Pero el experto en Derecho Constitucional, Gabriel Álvarez ha afirmado que dicho acuerdo establece de forma explícita en el acápite 9.1 reformas a la Carta Magna para dos puntos. Uno relacionado con la potestad de establecer tributos que actualmente es una atribución exclusiva e indelegable de la Asamblea Nacional. La reforma implicaría darle esos derechos a la Comisión del Gran Canal.
El otro punto sujeto a reforma, según Álvarez es el de la renuncia a la inmunidad soberana del Banco Central de Nicaragua (BCN) con lo cual se pondría a disposición y como garantía la reservas de dicho banco.
Para el diputado opositor, Enrique Sáenz Navarrete, el acuerdo entre el empresario chino Wang Jing y el inconstitucional presidente Daniel Ortega es incompatible con principios y normas fundamentales de la Constitución.
Entre esas incompatibilidades estarían la pérdida del Estado de su facultad para ejercer jurisdicción sobre su territorio, pues no aplicaría ninguna ley nacional en el área del Canal.

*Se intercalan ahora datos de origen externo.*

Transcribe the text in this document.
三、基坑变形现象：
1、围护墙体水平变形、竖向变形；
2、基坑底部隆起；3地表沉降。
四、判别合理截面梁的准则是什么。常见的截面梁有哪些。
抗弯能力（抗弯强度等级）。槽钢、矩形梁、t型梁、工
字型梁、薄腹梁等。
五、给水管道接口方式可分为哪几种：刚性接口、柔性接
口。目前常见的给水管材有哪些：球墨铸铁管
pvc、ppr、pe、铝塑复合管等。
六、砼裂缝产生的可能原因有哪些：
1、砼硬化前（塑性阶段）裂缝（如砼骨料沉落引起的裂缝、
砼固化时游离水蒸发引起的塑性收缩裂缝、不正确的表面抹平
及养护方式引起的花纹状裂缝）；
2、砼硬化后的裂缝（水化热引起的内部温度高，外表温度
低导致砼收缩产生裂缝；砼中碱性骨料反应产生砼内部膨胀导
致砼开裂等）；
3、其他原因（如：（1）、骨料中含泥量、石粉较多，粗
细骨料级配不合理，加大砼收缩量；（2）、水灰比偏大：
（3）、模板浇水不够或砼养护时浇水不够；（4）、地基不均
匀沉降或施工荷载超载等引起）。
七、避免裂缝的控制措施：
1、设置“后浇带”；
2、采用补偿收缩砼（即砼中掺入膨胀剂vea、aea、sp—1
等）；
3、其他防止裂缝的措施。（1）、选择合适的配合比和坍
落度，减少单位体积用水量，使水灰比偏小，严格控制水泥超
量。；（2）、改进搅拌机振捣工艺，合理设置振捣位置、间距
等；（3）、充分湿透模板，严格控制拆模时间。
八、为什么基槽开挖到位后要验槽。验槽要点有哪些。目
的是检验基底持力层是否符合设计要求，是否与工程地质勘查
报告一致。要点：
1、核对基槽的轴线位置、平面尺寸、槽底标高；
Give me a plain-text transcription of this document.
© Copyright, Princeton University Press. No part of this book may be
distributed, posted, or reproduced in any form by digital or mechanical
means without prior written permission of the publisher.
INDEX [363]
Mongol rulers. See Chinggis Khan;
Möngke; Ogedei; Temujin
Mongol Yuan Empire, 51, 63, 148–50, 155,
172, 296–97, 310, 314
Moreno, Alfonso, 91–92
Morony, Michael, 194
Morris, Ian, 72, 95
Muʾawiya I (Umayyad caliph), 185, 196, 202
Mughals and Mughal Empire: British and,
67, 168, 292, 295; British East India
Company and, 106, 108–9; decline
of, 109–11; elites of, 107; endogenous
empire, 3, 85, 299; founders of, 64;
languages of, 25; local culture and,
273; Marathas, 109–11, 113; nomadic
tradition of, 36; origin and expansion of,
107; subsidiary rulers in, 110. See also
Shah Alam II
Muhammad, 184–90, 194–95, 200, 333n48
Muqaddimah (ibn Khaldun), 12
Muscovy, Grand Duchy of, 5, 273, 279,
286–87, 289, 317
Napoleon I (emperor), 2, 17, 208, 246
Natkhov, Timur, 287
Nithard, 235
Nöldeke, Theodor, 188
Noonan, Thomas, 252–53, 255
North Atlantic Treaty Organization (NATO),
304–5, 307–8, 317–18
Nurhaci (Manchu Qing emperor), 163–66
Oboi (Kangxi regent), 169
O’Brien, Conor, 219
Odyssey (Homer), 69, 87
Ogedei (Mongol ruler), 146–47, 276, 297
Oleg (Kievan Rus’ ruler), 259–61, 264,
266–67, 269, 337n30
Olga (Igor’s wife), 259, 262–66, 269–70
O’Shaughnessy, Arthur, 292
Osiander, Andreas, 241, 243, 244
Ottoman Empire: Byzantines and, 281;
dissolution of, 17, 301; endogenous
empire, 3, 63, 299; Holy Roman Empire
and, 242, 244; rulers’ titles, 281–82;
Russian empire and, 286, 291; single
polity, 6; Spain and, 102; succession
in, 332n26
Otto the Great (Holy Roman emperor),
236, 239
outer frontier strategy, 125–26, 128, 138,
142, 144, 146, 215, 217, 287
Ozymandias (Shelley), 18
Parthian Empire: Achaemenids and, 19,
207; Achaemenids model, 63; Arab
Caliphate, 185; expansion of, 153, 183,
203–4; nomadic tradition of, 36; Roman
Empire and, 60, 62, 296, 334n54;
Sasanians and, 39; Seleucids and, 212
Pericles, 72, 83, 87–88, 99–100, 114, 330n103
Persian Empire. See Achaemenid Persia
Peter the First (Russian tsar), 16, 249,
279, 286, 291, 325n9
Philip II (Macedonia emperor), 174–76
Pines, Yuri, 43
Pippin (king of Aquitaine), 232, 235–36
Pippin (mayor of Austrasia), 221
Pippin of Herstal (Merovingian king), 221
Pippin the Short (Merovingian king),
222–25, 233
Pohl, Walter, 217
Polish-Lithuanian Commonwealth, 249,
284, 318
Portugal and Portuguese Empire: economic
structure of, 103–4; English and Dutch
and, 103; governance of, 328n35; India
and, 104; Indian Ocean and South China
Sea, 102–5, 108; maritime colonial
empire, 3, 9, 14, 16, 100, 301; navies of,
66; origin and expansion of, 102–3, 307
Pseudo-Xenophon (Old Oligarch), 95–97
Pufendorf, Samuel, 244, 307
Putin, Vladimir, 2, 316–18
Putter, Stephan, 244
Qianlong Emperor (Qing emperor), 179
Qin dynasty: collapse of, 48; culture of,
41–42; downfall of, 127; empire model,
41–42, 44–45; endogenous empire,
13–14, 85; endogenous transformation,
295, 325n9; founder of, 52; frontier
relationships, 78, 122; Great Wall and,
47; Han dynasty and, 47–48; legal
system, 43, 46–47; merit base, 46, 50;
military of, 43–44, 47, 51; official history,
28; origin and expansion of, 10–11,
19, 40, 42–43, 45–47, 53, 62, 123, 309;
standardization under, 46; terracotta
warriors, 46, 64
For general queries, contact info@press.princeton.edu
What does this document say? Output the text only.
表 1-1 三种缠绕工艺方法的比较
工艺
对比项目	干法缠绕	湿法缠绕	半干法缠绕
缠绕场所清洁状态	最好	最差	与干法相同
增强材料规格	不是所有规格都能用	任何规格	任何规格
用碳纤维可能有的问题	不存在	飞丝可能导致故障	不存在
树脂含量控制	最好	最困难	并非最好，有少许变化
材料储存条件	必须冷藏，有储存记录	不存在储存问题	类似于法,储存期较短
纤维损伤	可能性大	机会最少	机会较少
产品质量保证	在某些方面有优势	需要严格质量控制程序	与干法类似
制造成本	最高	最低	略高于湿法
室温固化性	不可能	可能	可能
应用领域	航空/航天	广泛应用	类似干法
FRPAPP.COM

“El artículo 102 consigna que los recursos naturales son patrimonio nacional y el 100 que las inversiones extranjeras no pueden realizarse en detrimento de la soberanía nacional. A la empresa de Wang Jing se le están concediendo derechos sobre la totalidad del patrimonio nacional”, indica Sáenz, quien agrega que el empresario podrá confiscar la propiedad que desee.